Artigo redigido pelo psicólogo Bruno Ricardo Pereira Almeida 

 

O Conselho Regional de Psicologia diz: “A decisão pelo atendimento é do(a) psicólogo(a), que considerará se o atendimento interferirá negativamente nos objetivos do serviço prestado, uma vez que não há nada na regulamentação que proíba especificamente o atendimento de familiares e/ou conhecidos(as)". Ou seja, fica a critério do psicólogo e de sua abordagem teórica. Nos meus atendimentos utilizo a psicoterapia de base analítica que para poder ter um bom encontro analítico é necessário que não tenha um vinculo familiar ou amigo. 

Um exemplo
Imagina que “Fulano” é um amigo de longa data, passamos por algumas situações e histórias em comum, de repente ele vem pedir meus serviços psicólogos e eu digo que irei atendê-lo. Ao iniciarmos a terapia iríamos ter uma imagem de como é cada um de nós, eu então ficaria com alguns pontos cegos para serem analisados.
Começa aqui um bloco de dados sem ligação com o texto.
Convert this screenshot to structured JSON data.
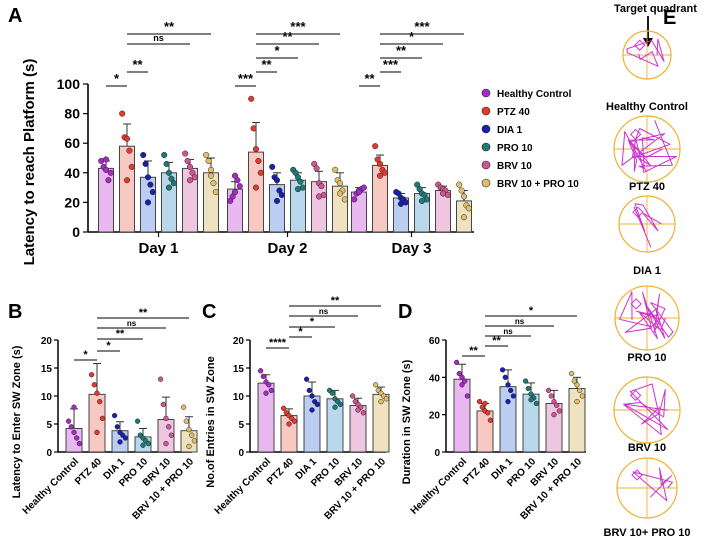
{
  "groups": [
    "Healthy Control",
    "PTZ 40",
    "DIA 1",
    "PRO 10",
    "BRV 10",
    "BRV 10 + PRO 10"
  ],
  "colors": {
    "fills": [
      "#e9b8f0",
      "#f8c8c3",
      "#bccdf2",
      "#b9d8ec",
      "#efc6df",
      "#efe2c0"
    ],
    "dots": [
      "#a62ac4",
      "#e8382e",
      "#1a1fae",
      "#1d7a76",
      "#d25493",
      "#e2be6a"
    ],
    "maze": "#cc33cc",
    "circle": "#f0b030"
  },
  "chart_data": [
    {
      "panel": "A",
      "type": "bar",
      "ylabel": "Latency to reach Platform (s)",
      "ylim": [
        0,
        100
      ],
      "yticks": [
        "0",
        "20",
        "40",
        "60",
        "80",
        "100"
      ],
      "categories": [
        "Day 1",
        "Day 2",
        "Day 3"
      ],
      "series": [
        {
          "name": "Healthy Control",
          "values": [
            43,
            29,
            27
          ],
          "errors": [
            5,
            5,
            3
          ],
          "points": [
            [
              48,
              44,
              42,
              35,
              40,
              49
            ],
            [
              21,
              24,
              27,
              35,
              31,
              38
            ],
            [
              22,
              26,
              28,
              29,
              30,
              27
            ]
          ]
        },
        {
          "name": "PTZ 40",
          "values": [
            58,
            54,
            45
          ],
          "errors": [
            15,
            20,
            7
          ],
          "points": [
            [
              80,
              64,
              63,
              55,
              44,
              35
            ],
            [
              90,
              70,
              56,
              48,
              40,
              30
            ],
            [
              58,
              49,
              46,
              42,
              40,
              38
            ]
          ]
        },
        {
          "name": "DIA 1",
          "values": [
            37,
            32,
            23
          ],
          "errors": [
            11,
            8,
            3
          ],
          "points": [
            [
              52,
              46,
              37,
              32,
              27,
              20
            ],
            [
              44,
              37,
              35,
              28,
              25,
              21
            ],
            [
              27,
              26,
              23,
              22,
              20,
              19
            ]
          ]
        },
        {
          "name": "PRO 10",
          "values": [
            40,
            35,
            26
          ],
          "errors": [
            7,
            5,
            4
          ],
          "points": [
            [
              52,
              46,
              40,
              36,
              33,
              30
            ],
            [
              42,
              40,
              37,
              34,
              30,
              29
            ],
            [
              32,
              29,
              26,
              25,
              22,
              21
            ]
          ]
        },
        {
          "name": "BRV 10",
          "values": [
            43,
            34,
            28
          ],
          "errors": [
            6,
            7,
            3
          ],
          "points": [
            [
              53,
              48,
              44,
              40,
              37,
              35
            ],
            [
              46,
              43,
              33,
              31,
              25,
              24
            ],
            [
              32,
              30,
              29,
              28,
              25,
              26
            ]
          ]
        },
        {
          "name": "BRV 10 + PRO 10",
          "values": [
            40,
            31,
            21
          ],
          "errors": [
            10,
            9,
            7
          ],
          "points": [
            [
              52,
              48,
              42,
              33,
              27,
              38
            ],
            [
              42,
              35,
              33,
              28,
              22,
              26
            ],
            [
              32,
              28,
              24,
              18,
              16,
              10
            ]
          ]
        }
      ],
      "significance": [
        [
          "*",
          "**",
          "ns",
          "**"
        ],
        [
          "***",
          "**",
          "*",
          "**",
          "***"
        ],
        [
          "**",
          "***",
          "**",
          "*",
          "***"
        ]
      ]
    },
    {
      "panel": "B",
      "type": "bar",
      "ylabel": "Latency to Enter SW Zone (s)",
      "ylim": [
        0,
        20
      ],
      "yticks": [
        "0",
        "5",
        "10",
        "15",
        "20"
      ],
      "values": [
        4.2,
        10.3,
        3.8,
        2.7,
        5.8,
        3.8
      ],
      "errors": [
        3.5,
        5.5,
        1.6,
        1.5,
        4.0,
        2.5
      ],
      "points": [
        [
          5.5,
          4.5,
          3.5,
          2.5,
          1.5,
          8.0
        ],
        [
          13.8,
          12.0,
          10.5,
          9.0,
          6.0,
          3.5
        ],
        [
          6.5,
          4.5,
          3.5,
          3.0,
          2.5,
          1.8
        ],
        [
          5.5,
          3.0,
          2.5,
          2.0,
          1.5,
          1.2
        ],
        [
          13.0,
          8.5,
          6.0,
          4.5,
          3.0,
          1.5
        ],
        [
          8.0,
          5.5,
          4.0,
          3.0,
          2.0,
          1.0
        ]
      ],
      "significance": [
        "*",
        "*",
        "**",
        "ns",
        "**"
      ]
    },
    {
      "panel": "C",
      "type": "bar",
      "ylabel": "No.of Entries in SW Zone",
      "ylim": [
        0,
        20
      ],
      "yticks": [
        "0",
        "5",
        "10",
        "15",
        "20"
      ],
      "values": [
        12.3,
        6.5,
        10.0,
        9.5,
        8.3,
        10.3
      ],
      "errors": [
        1.5,
        1.2,
        2.5,
        1.5,
        1.3,
        1.3
      ],
      "points": [
        [
          14.5,
          13.5,
          12.5,
          12.0,
          11.0,
          10.5
        ],
        [
          7.8,
          7.0,
          6.5,
          6.0,
          5.5,
          5.0
        ],
        [
          13.0,
          11.0,
          10.0,
          9.0,
          8.5,
          7.5
        ],
        [
          11.0,
          10.5,
          9.5,
          9.0,
          8.5,
          8.0
        ],
        [
          10.0,
          9.0,
          8.5,
          8.0,
          7.0,
          7.5
        ],
        [
          12.0,
          11.0,
          10.5,
          10.0,
          9.5,
          9.0
        ]
      ],
      "significance": [
        "****",
        "*",
        "*",
        "ns",
        "**"
      ]
    },
    {
      "panel": "D",
      "type": "bar",
      "ylabel": "Duration in SW Zone (s)",
      "ylim": [
        0,
        60
      ],
      "yticks": [
        "0",
        "20",
        "40",
        "60"
      ],
      "values": [
        39,
        22,
        35,
        31,
        26,
        34
      ],
      "errors": [
        8,
        4,
        9,
        6,
        7,
        6
      ],
      "points": [
        [
          48,
          42,
          40,
          38,
          30,
          36
        ],
        [
          27,
          24,
          22,
          21,
          17,
          26
        ],
        [
          44,
          40,
          36,
          33,
          30,
          27
        ],
        [
          38,
          34,
          31,
          29,
          26,
          28
        ],
        [
          33,
          30,
          27,
          25,
          22,
          20
        ],
        [
          42,
          38,
          36,
          33,
          30,
          27
        ]
      ],
      "significance": [
        "**",
        "**",
        "ns",
        "ns",
        "*"
      ]
    }
  ],
  "panel_labels": {
    "a": "A",
    "b": "B",
    "c": "C",
    "d": "D",
    "e": "E"
  },
  "panel_e": {
    "target_label": "Target quadrant",
    "captions": [
      "Healthy Control",
      "PTZ 40",
      "DIA 1",
      "PRO 10",
      "BRV 10",
      "BRV 10+ PRO 10"
    ]
  }
}
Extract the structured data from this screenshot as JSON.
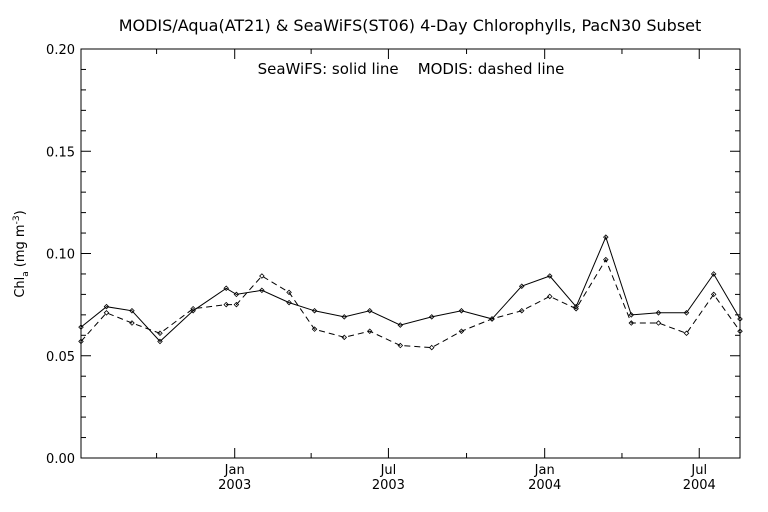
{
  "chart_data": {
    "type": "line",
    "title": "MODIS/Aqua(AT21) & SeaWiFS(ST06) 4-Day Chlorophylls, PacN30 Subset",
    "annotation": "SeaWiFS: solid line    MODIS: dashed line",
    "ylabel_main": "Chl",
    "ylabel_sub": "a",
    "ylabel_unit_open": "(mg m",
    "ylabel_unit_sup": "-3",
    "ylabel_unit_close": ")",
    "ylim": [
      0.0,
      0.2
    ],
    "y_ticks": [
      "0.00",
      "0.05",
      "0.10",
      "0.15",
      "0.20"
    ],
    "xlim": [
      "2002-07-04",
      "2004-08-18"
    ],
    "x_ticks": [
      {
        "month": "Jan",
        "year": "2003",
        "date": "2003-01-01"
      },
      {
        "month": "Jul",
        "year": "2003",
        "date": "2003-07-01"
      },
      {
        "month": "Jan",
        "year": "2004",
        "date": "2004-01-01"
      },
      {
        "month": "Jul",
        "year": "2004",
        "date": "2004-07-01"
      }
    ],
    "grid": false,
    "series": [
      {
        "name": "SeaWiFS",
        "line_style": "solid",
        "color": "#000000",
        "points": [
          {
            "x": "2002-07-04",
            "y": 0.064
          },
          {
            "x": "2002-08-03",
            "y": 0.074
          },
          {
            "x": "2002-09-02",
            "y": 0.072
          },
          {
            "x": "2002-10-05",
            "y": 0.057
          },
          {
            "x": "2002-11-13",
            "y": 0.072
          },
          {
            "x": "2002-12-22",
            "y": 0.083
          },
          {
            "x": "2003-01-03",
            "y": 0.08
          },
          {
            "x": "2003-02-02",
            "y": 0.082
          },
          {
            "x": "2003-03-06",
            "y": 0.076
          },
          {
            "x": "2003-04-05",
            "y": 0.072
          },
          {
            "x": "2003-05-10",
            "y": 0.069
          },
          {
            "x": "2003-06-09",
            "y": 0.072
          },
          {
            "x": "2003-07-15",
            "y": 0.065
          },
          {
            "x": "2003-08-21",
            "y": 0.069
          },
          {
            "x": "2003-09-25",
            "y": 0.072
          },
          {
            "x": "2003-10-31",
            "y": 0.068
          },
          {
            "x": "2003-12-05",
            "y": 0.084
          },
          {
            "x": "2004-01-07",
            "y": 0.089
          },
          {
            "x": "2004-02-07",
            "y": 0.074
          },
          {
            "x": "2004-03-13",
            "y": 0.108
          },
          {
            "x": "2004-04-12",
            "y": 0.07
          },
          {
            "x": "2004-05-14",
            "y": 0.071
          },
          {
            "x": "2004-06-16",
            "y": 0.071
          },
          {
            "x": "2004-07-18",
            "y": 0.09
          },
          {
            "x": "2004-08-18",
            "y": 0.068
          }
        ]
      },
      {
        "name": "MODIS",
        "line_style": "dashed",
        "color": "#000000",
        "points": [
          {
            "x": "2002-07-04",
            "y": 0.057
          },
          {
            "x": "2002-08-03",
            "y": 0.071
          },
          {
            "x": "2002-09-02",
            "y": 0.066
          },
          {
            "x": "2002-10-05",
            "y": 0.061
          },
          {
            "x": "2002-11-13",
            "y": 0.073
          },
          {
            "x": "2002-12-22",
            "y": 0.075
          },
          {
            "x": "2003-01-03",
            "y": 0.075
          },
          {
            "x": "2003-02-02",
            "y": 0.089
          },
          {
            "x": "2003-03-06",
            "y": 0.081
          },
          {
            "x": "2003-04-05",
            "y": 0.063
          },
          {
            "x": "2003-05-10",
            "y": 0.059
          },
          {
            "x": "2003-06-09",
            "y": 0.062
          },
          {
            "x": "2003-07-15",
            "y": 0.055
          },
          {
            "x": "2003-08-21",
            "y": 0.054
          },
          {
            "x": "2003-09-25",
            "y": 0.062
          },
          {
            "x": "2003-10-31",
            "y": 0.068
          },
          {
            "x": "2003-12-05",
            "y": 0.072
          },
          {
            "x": "2004-01-07",
            "y": 0.079
          },
          {
            "x": "2004-02-07",
            "y": 0.073
          },
          {
            "x": "2004-03-13",
            "y": 0.097
          },
          {
            "x": "2004-04-12",
            "y": 0.066
          },
          {
            "x": "2004-05-14",
            "y": 0.066
          },
          {
            "x": "2004-06-16",
            "y": 0.061
          },
          {
            "x": "2004-07-18",
            "y": 0.08
          },
          {
            "x": "2004-08-18",
            "y": 0.062
          }
        ]
      }
    ]
  }
}
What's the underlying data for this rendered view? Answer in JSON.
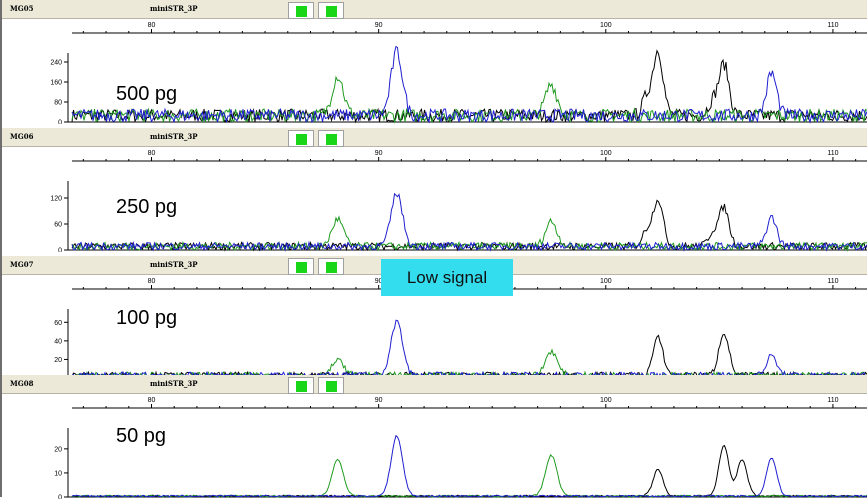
{
  "x_ticks": [
    80,
    90,
    100,
    110
  ],
  "annotation": "Low signal",
  "colors": {
    "blue": "#1f1fd0",
    "green": "#1f9a1f",
    "black": "#000000",
    "header_bg": "#ece9d8",
    "dye_square": "#19d619",
    "annotation_bg": "#33ddee"
  },
  "panels": [
    {
      "sample": "MG05",
      "kit": "miniSTR_3P",
      "amount": "500 pg",
      "y_ticks": [
        0,
        80,
        160,
        240
      ],
      "y_max": 260,
      "peaks": [
        {
          "x": 88.2,
          "h": 160,
          "w": 0.25,
          "c": "green"
        },
        {
          "x": 90.8,
          "h": 255,
          "w": 0.25,
          "c": "blue"
        },
        {
          "x": 97.6,
          "h": 125,
          "w": 0.25,
          "c": "green"
        },
        {
          "x": 102.3,
          "h": 260,
          "w": 0.22,
          "c": "black"
        },
        {
          "x": 101.8,
          "h": 70,
          "w": 0.2,
          "c": "black"
        },
        {
          "x": 105.2,
          "h": 205,
          "w": 0.22,
          "c": "black"
        },
        {
          "x": 104.7,
          "h": 55,
          "w": 0.2,
          "c": "black"
        },
        {
          "x": 107.3,
          "h": 170,
          "w": 0.22,
          "c": "blue"
        }
      ],
      "noise": 3
    },
    {
      "sample": "MG06",
      "kit": "miniSTR_3P",
      "amount": "250 pg",
      "y_ticks": [
        0,
        60,
        120
      ],
      "y_max": 150,
      "peaks": [
        {
          "x": 88.2,
          "h": 63,
          "w": 0.25,
          "c": "green"
        },
        {
          "x": 90.8,
          "h": 123,
          "w": 0.25,
          "c": "blue"
        },
        {
          "x": 97.6,
          "h": 58,
          "w": 0.25,
          "c": "green"
        },
        {
          "x": 102.3,
          "h": 108,
          "w": 0.22,
          "c": "black"
        },
        {
          "x": 101.8,
          "h": 35,
          "w": 0.2,
          "c": "black"
        },
        {
          "x": 105.2,
          "h": 90,
          "w": 0.22,
          "c": "black"
        },
        {
          "x": 104.7,
          "h": 30,
          "w": 0.2,
          "c": "black"
        },
        {
          "x": 107.3,
          "h": 67,
          "w": 0.22,
          "c": "blue"
        }
      ],
      "noise": 3
    },
    {
      "sample": "MG07",
      "kit": "miniSTR_3P",
      "amount": "100 pg",
      "y_ticks": [
        0,
        20,
        40,
        60
      ],
      "y_max": 70,
      "peaks": [
        {
          "x": 88.2,
          "h": 16,
          "w": 0.25,
          "c": "green"
        },
        {
          "x": 90.8,
          "h": 58,
          "w": 0.25,
          "c": "blue"
        },
        {
          "x": 97.6,
          "h": 26,
          "w": 0.25,
          "c": "green"
        },
        {
          "x": 102.3,
          "h": 40,
          "w": 0.22,
          "c": "black"
        },
        {
          "x": 105.2,
          "h": 46,
          "w": 0.22,
          "c": "black"
        },
        {
          "x": 107.3,
          "h": 21,
          "w": 0.22,
          "c": "blue"
        }
      ],
      "noise": 5
    },
    {
      "sample": "MG08",
      "kit": "miniSTR_3P",
      "amount": "50 pg",
      "y_ticks": [
        0,
        10,
        20
      ],
      "y_max": 27,
      "peaks": [
        {
          "x": 88.2,
          "h": 15,
          "w": 0.25,
          "c": "green"
        },
        {
          "x": 90.8,
          "h": 25,
          "w": 0.25,
          "c": "blue"
        },
        {
          "x": 97.6,
          "h": 17,
          "w": 0.25,
          "c": "green"
        },
        {
          "x": 102.3,
          "h": 11,
          "w": 0.22,
          "c": "black"
        },
        {
          "x": 105.2,
          "h": 21,
          "w": 0.22,
          "c": "black"
        },
        {
          "x": 106.0,
          "h": 15,
          "w": 0.22,
          "c": "black"
        },
        {
          "x": 107.3,
          "h": 16,
          "w": 0.22,
          "c": "blue"
        }
      ],
      "noise": 4
    }
  ]
}
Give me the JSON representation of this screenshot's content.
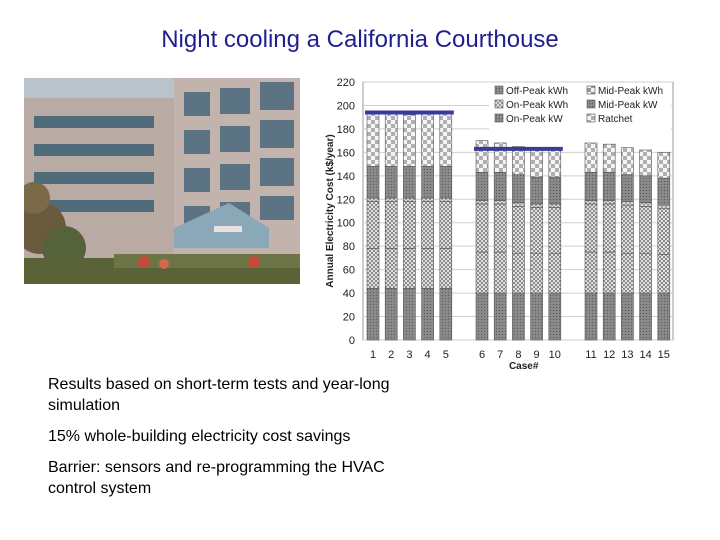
{
  "slide": {
    "title": "Night cooling a California Courthouse",
    "bullets": [
      "Results based on short-term tests and year-long simulation",
      "15% whole-building electricity cost savings",
      "Barrier: sensors and re-programming the HVAC control system"
    ]
  },
  "colors": {
    "title": "#1f1f8f",
    "target_line": "#3a3a9a",
    "bar_dark": "#8a8a8a",
    "bar_check": "#d0d0d0"
  },
  "chart_data": {
    "type": "bar",
    "stacked": true,
    "title": "",
    "xlabel": "Case#",
    "ylabel": "Annual Electricity Cost (k$/year)",
    "ylim": [
      0,
      220
    ],
    "yticks": [
      0,
      20,
      40,
      60,
      80,
      100,
      120,
      140,
      160,
      180,
      200,
      220
    ],
    "grid": true,
    "legend_position": "top-right",
    "categories": [
      "1",
      "2",
      "3",
      "4",
      "5",
      "6",
      "7",
      "8",
      "9",
      "10",
      "11",
      "12",
      "13",
      "14",
      "15"
    ],
    "groups": [
      [
        1,
        2,
        3,
        4,
        5
      ],
      [
        6,
        7,
        8,
        9,
        10
      ],
      [
        11,
        12,
        13,
        14,
        15
      ]
    ],
    "series": [
      {
        "name": "Off-Peak kWh",
        "values": [
          44,
          44,
          44,
          44,
          44,
          40,
          40,
          40,
          40,
          40,
          40,
          40,
          40,
          40,
          40
        ]
      },
      {
        "name": "Mid-Peak kWh",
        "values": [
          34,
          34,
          34,
          34,
          34,
          35,
          35,
          34,
          34,
          34,
          35,
          35,
          34,
          34,
          33
        ]
      },
      {
        "name": "On-Peak kWh",
        "values": [
          40,
          40,
          40,
          40,
          40,
          41,
          41,
          40,
          39,
          39,
          41,
          41,
          41,
          40,
          39
        ]
      },
      {
        "name": "Mid-Peak kW",
        "values": [
          3,
          3,
          3,
          3,
          3,
          3,
          3,
          3,
          3,
          3,
          3,
          3,
          3,
          3,
          3
        ]
      },
      {
        "name": "On-Peak kW",
        "values": [
          27,
          27,
          27,
          27,
          27,
          24,
          24,
          24,
          23,
          23,
          24,
          24,
          23,
          23,
          23
        ]
      },
      {
        "name": "Ratchet",
        "values": [
          45,
          45,
          44,
          45,
          45,
          27,
          25,
          24,
          24,
          23,
          25,
          24,
          23,
          22,
          22
        ]
      }
    ],
    "reference_lines": [
      {
        "from_case": 1,
        "to_case": 5,
        "value": 194
      },
      {
        "from_case": 6,
        "to_case": 10,
        "value": 163
      }
    ]
  }
}
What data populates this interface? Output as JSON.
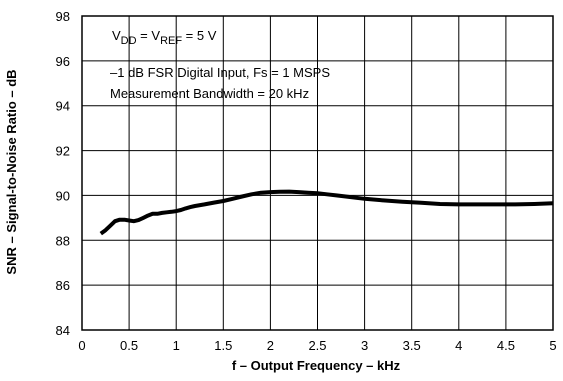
{
  "chart_data": {
    "type": "line",
    "title": "",
    "xlabel": "f – Output Frequency – kHz",
    "ylabel": "SNR – Signal-to-Noise Ratio – dB",
    "xlim": [
      0,
      5
    ],
    "ylim": [
      84,
      98
    ],
    "xticks": [
      0,
      0.5,
      1,
      1.5,
      2,
      2.5,
      3,
      3.5,
      4,
      4.5,
      5
    ],
    "xtick_labels": [
      "0",
      "0.5",
      "1",
      "1.5",
      "2",
      "2.5",
      "3",
      "3.5",
      "4",
      "4.5",
      "5"
    ],
    "yticks": [
      84,
      86,
      88,
      90,
      92,
      94,
      96,
      98
    ],
    "ytick_labels": [
      "84",
      "86",
      "88",
      "90",
      "92",
      "94",
      "96",
      "98"
    ],
    "grid": true,
    "annotations": {
      "vdd_main": "V",
      "vdd_sub": "DD",
      "vref_eq": " = V",
      "vref_sub": "REF",
      "vref_tail": " = 5 V",
      "line2": "–1 dB FSR Digital Input, Fs = 1 MSPS",
      "line3": "Measurement Bandwidth = 20 kHz"
    },
    "series": [
      {
        "color": "#000000",
        "x": [
          0.2,
          0.25,
          0.3,
          0.35,
          0.4,
          0.45,
          0.5,
          0.55,
          0.6,
          0.65,
          0.7,
          0.75,
          0.8,
          0.85,
          0.9,
          0.95,
          1.0,
          1.05,
          1.1,
          1.15,
          1.2,
          1.3,
          1.4,
          1.5,
          1.6,
          1.7,
          1.8,
          1.9,
          2.0,
          2.1,
          2.2,
          2.3,
          2.4,
          2.5,
          2.6,
          2.7,
          2.8,
          2.9,
          3.0,
          3.2,
          3.4,
          3.6,
          3.8,
          4.0,
          4.2,
          4.4,
          4.6,
          4.8,
          5.0
        ],
        "y": [
          88.3,
          88.45,
          88.65,
          88.85,
          88.92,
          88.92,
          88.88,
          88.85,
          88.9,
          89.0,
          89.1,
          89.18,
          89.18,
          89.22,
          89.25,
          89.27,
          89.3,
          89.35,
          89.42,
          89.48,
          89.53,
          89.6,
          89.68,
          89.75,
          89.85,
          89.95,
          90.05,
          90.12,
          90.15,
          90.16,
          90.17,
          90.15,
          90.12,
          90.1,
          90.05,
          90.0,
          89.95,
          89.9,
          89.85,
          89.78,
          89.72,
          89.67,
          89.62,
          89.6,
          89.6,
          89.6,
          89.6,
          89.62,
          89.65
        ]
      }
    ]
  }
}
Poderia fazer algumas perguntas intimas que ele não se sentiria confortável de responder, já que às vezes pode refletir sua amizade comigo. Na psicoterapia com base analítica é muito importante a questão de projeção e de transferência, isto é, colocar no outro aquilo que é meu ou que nego em mim, e sentimentos e emoções depositadas no psicólogo. Na terapia constantemente os pacientes projetam no psicólogo e essa projeção é muito importante para análise. Quando já temos um contato, o processo de transferência ocorre, mas não é tão significativo quanto o que se fosse atender quem não conhecemos. Pois também envolve o sentimento do psicólogo – que chamamos de contratransferência – para o paciente e quando há um contato fora do setting terapêutico perde-se a qualidade da visão do psicólogo. Por fim gostaria de dizer que na minha visão o atendimento com conhecidos e familiares não é eficaz, mas o psicólogo pode ter uma conversa como amigo e não como analista.